Dear Friends:
It is hard to contain the excitement we feel about the music we’ll hear, the artists we’ll experience and the ideas we’ll explore throughout the rest of the season. Our mission, to present insightful performances of the finest chamber music by many of today’s most exciting players, continues with a balance of the familiar and the new in every concert, masterworks of every period placed to honor creators and creation.
Our anniversary honorees this year include Charles Martin Loeffler, Sofia Gubaidulina, Ingolf Dahl, and Anton Arensky. The April performance of Janáček’s Violin and Piano Sonata coincides with the anniversary of its premiere in April 1912! Sofia Gubaidulina, one of the world’s leading composers, turns eighty during the week we play her early piano quintet to kick of the series of piano quintets to follow on every concert. Her close connection to Shostakovich during the years it was composed make the introduction of her piano quintet to Boston audiences compelling and necessary!
Our November concert contains a rare gem. To those who love rich string quartet textures the Bloch Two Pieces will be a revelation even as they resonate the same C major tonalities heard earlier in the Haydn and Dohnányi trios. Building from three players, to four, and then five, the program concludes with the first really important work for piano and string quartet, the ever-popular Schumann Piano Quintet.
In December we move from Harvard’s Sanders Theater to MIT’s Kresge Auditorium in time to acknowledge the passing of Hanukah with Beethoven’s Variations for cello and piano on a theme from Handel’s oratorio, Judas Maccabeus. In that program we also play the piano quintet arrangement of Arnold Schoenberg’s early Chamber Symphony, the first of the many such works by Jewish composers who were or would be exiled from Europe by World War Two to a life in Los Angeles of unprecedented creativity in music for film, concert hall, and in teaching the public about music.

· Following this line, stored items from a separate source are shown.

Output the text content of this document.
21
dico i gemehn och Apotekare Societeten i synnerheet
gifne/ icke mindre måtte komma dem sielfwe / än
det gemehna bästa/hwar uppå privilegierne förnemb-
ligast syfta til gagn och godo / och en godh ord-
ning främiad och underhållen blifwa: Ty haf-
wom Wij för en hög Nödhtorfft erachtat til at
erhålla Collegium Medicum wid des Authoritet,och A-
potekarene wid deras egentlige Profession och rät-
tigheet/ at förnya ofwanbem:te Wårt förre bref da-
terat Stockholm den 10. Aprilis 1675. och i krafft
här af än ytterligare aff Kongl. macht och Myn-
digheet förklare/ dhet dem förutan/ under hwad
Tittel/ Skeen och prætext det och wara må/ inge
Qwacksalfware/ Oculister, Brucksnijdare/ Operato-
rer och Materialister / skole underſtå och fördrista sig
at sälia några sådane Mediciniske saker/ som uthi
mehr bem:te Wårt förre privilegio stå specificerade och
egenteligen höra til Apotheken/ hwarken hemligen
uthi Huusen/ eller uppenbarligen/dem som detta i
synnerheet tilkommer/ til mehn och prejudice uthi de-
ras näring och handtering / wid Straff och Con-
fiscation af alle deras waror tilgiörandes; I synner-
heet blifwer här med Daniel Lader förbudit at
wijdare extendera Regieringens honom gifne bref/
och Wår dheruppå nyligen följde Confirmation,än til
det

The story of how great artists uprooted from their native soil make a new life and world for themselves and others is better known through painting, literature, dance, film and symphonic music than it is in chamber music. The range of the contributions by consummate masters of chamber music such as Korngold, Eisler, Toch, Castelnuovo-Tedesco will be the subject of our third annual Winter Festival and Forum at MIT’s Kresge in January flanked by the works of two other exiles, Schoenberg and Dahl, on the December and February programs.
The extraordinary personal achievements of our recent and future visitors and guests will also add to the excitement this year. Among them are the new principal violist of the San Francisco Symphony, the new principal flutist of the Pittsburgh Symphony, the former principal cellist of the Los Angeles Philharmonic, the new concertmaster of the Toronto Symphony and the winner of the Gold Medal in cello at the 2011 Tchaikovsky Competition in Moscow! We are grateful as well for visits from friends who are leaders and members of other local ensembles including the Boston Symphony, Boston Musica Viva, and Marlboro Music.
All of this has been made possible by your continued generous support and from the wise guidance and dedication of our Board. We remain continually grateful and look forward to beautiful music making this year.